L'approche stylistique

Par stylistique, Bally entend l’étude de "la valeur affective des faits du langage organisé",  et de "l’action réciproque des faits expressifs qui concourent à former le système des moyens d’expression d’une langue" (1970 : 1). Elle consiste en un inventaire des potentialités créatives du langage. 


Pour appréhender les faits de style, nombre de chercheurs ont eu recours à la statistique. D’où le modèle de la stylométrie ou la stylistique quantitative.

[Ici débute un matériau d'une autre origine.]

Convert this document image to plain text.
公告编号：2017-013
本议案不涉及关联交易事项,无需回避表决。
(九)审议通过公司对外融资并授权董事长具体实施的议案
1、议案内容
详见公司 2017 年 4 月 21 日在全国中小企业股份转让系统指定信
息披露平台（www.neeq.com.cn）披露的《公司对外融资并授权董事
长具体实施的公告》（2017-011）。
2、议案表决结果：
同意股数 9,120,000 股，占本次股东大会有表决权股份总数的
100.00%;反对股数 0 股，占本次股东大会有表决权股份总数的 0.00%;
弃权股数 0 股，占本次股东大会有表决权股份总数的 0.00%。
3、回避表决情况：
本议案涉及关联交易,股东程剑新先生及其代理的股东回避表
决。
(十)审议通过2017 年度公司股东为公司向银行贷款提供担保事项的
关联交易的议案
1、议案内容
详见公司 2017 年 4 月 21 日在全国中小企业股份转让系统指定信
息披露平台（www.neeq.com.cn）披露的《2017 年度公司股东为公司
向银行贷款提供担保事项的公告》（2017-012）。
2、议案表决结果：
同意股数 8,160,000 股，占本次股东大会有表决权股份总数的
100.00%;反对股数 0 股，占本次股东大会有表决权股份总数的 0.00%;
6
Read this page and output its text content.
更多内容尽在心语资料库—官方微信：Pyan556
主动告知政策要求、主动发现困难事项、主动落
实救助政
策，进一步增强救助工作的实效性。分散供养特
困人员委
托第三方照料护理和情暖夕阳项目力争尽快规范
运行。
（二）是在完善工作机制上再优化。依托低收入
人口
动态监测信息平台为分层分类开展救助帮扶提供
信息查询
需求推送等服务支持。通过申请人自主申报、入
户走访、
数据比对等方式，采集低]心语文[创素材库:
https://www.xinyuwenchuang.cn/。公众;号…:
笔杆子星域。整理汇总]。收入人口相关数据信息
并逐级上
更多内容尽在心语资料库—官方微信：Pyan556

La stylistique quantitative

A ce modèle, se rattache le nom de J. Roche, dont l’étude sur le style des candidats à la Présidence de la République Française entre 1965 et 1969, est une application. Selon Roche, dans la stylistique quantitative il n’est question ni de grammaire, ni de lexicologie, ni de sémantique; il s'agit simplement de "relever des faits stylistiques" (1971 : 16).

 

Partant de la phrase, la démarche consiste à indexer des apparitions du fait considéré et adopter un système de comptabilisation pour aboutir à des moyennes et des pourcentages. Schématiquement, les opérations de relevés et de calculs s’appliquent successivement à ces quatre phases de l’étude :

 

a- prise en compte du vocabulaire : à cette phase on compte le nombre d’unités dans chaque phrase en les classant par catégorie;

 

b- prise en compte de la complexité syntaxique de la phrase : à partir du critère de l’analyse logique traditionnelle, on étudie le rapport entre nombre de propositions et nombre de phrases, nombre de propositions subordonnées et nombre de propositions;

 

c- prise en compte des procédés d’expression : cette étude se fait en termes d’unicité, de variété, d’anomalie des procédés d’expression;

 

d- prise en compte des figures de rhétorique : cet aspect concerne les trois types de figures (de construction, de mots et de pensée) traditionnellement inventoriées par la grammaire.

 

Après ces séries d’inventaires, le résultat est présenté sous forme de transcription symbolique dans des tableaux destinés à cet effet.

 

Etant liée à l’esthétique textuelle, cette forme d’analyse pose des problèmes de valeur. S’agissant d’étudier "des effets de style sur fond de langue", elle reste tributaire de la rhétorique et de la grammaire. 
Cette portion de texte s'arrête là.